Over on the Twitter, there’s been a flurry of discussion as to whether Spotify is an improvement over illegally downloaded music or if it’s basically the same thing. I’d like to propose a third stream: that the problem we face is not one of economics, but of the spiritual nature of how consume music. That is to say: what Spotify and illegally downloaded music have in common is that they both spiritually devalue music by making a surfeit of it too accessible. With the proliferation of sites/apps like Spotify comes the demise of curation as it applies to one’s music collection. What irritates me is not that people steal music, but that they steal so much of it that they don’t listen to any of it. If someone ripped my CD because they couldn’t afford it, I would feel cheated, but not as cheated as I do knowing that the value of a carefully curated collection of CDs, tapes, records, what-have-you—- has gone to zip thanks to the gluttony of 21st-century consumers who don’t know when to stop downloading and start listening.
And the fundamental problem, as I see it, is that we as a society have gradually (d)evolved to the notion that universal access qua quantity is axiomatically good. As Butthead once queried Beavis, “if nothing ever sucked, how would you know if something was cool?” By the same logic, how are we to assign value to any music if we have access to all of it?
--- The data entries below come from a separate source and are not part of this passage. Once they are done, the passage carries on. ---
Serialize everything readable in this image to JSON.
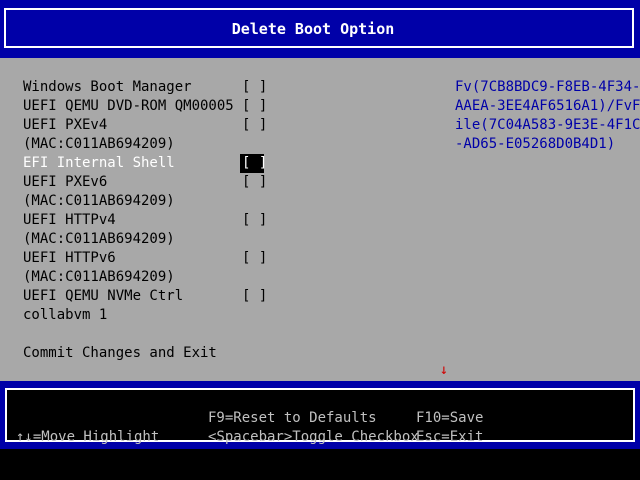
{
  "title": "Delete Boot Option",
  "boot_options": [
    {
      "label": "Windows Boot Manager",
      "checkbox": "[ ]"
    },
    {
      "label": "UEFI QEMU DVD-ROM QM00005",
      "checkbox": "[ ]"
    },
    {
      "label": "UEFI PXEv4",
      "checkbox": "[ ]"
    },
    {
      "label": "(MAC:C011AB694209)",
      "checkbox": null
    },
    {
      "label": "EFI Internal Shell",
      "checkbox": "[ ]",
      "selected": true
    },
    {
      "label": "UEFI PXEv6",
      "checkbox": "[ ]"
    },
    {
      "label": "(MAC:C011AB694209)",
      "checkbox": null
    },
    {
      "label": "UEFI HTTPv4",
      "checkbox": "[ ]"
    },
    {
      "label": "(MAC:C011AB694209)",
      "checkbox": null
    },
    {
      "label": "UEFI HTTPv6",
      "checkbox": "[ ]"
    },
    {
      "label": "(MAC:C011AB694209)",
      "checkbox": null
    },
    {
      "label": "UEFI QEMU NVMe Ctrl",
      "checkbox": "[ ]"
    },
    {
      "label": "collabvm 1",
      "checkbox": null
    }
  ],
  "commit_label": "Commit Changes and Exit",
  "help_lines": [
    "Fv(7CB8BDC9-F8EB-4F34-",
    "AAEA-3EE4AF6516A1)/FvF",
    "ile(7C04A583-9E3E-4F1C",
    "-AD65-E05268D0B4D1)"
  ],
  "scroll_indicator": "↓",
  "footer": {
    "move_highlight": "↑↓=Move Highlight",
    "reset_defaults": "F9=Reset to Defaults",
    "toggle_checkbox": "<Spacebar>Toggle Checkbox",
    "save": "F10=Save",
    "exit": "Esc=Exit"
  },
  "colors": {
    "title_band": "#0000a8",
    "body_background": "#a8a8a8",
    "help_text": "#0000a8",
    "highlight_background": "#000000",
    "scroll_arrow": "#d00000"
  }
}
There is another problem, which has to do with the common defense of Spotify that argues that its service allows people to “check out” music and then decide if it’s worth purchasing. This would be all well and good, except it seems to me this puts music that may require several listenings in order to get under one’s skin at a real disadvantage. In the “old days”, if we bought a CD and didn’t take to it immediately, there was an economic imperative of sorts to grow to like it, i.e. “I paid $15 bucks for this record, so I better give it a second spin to see if it takes”. Nowadays, the only records that people seem to give second chances after an initial reaction of indifference or dislike are those given the stamp of approval by select tastemakers in the blogosphere, i.e. “Umm, I don’t really get this BadgerDance record, but Pitchspoon gave it a 9.7317 so it is good and therefore I will listen to it until I understand the music slash find it relatable.”
So I imagine a near future wherein Spotify has become ubiquitous, and the listeners of the world simply bounce around from one immediately satisfying songlet to another, and anything that is truly visionary/difficult/new will probably get tossed aside.
All of which is to say: if someone wants to use Spotify the way he or hse once approached the purchase of physical albums, I’m in full support. But if it’s just a means of sampling music at a surface level, folks might as well just download illegally, because the damage to serious listening has already been done.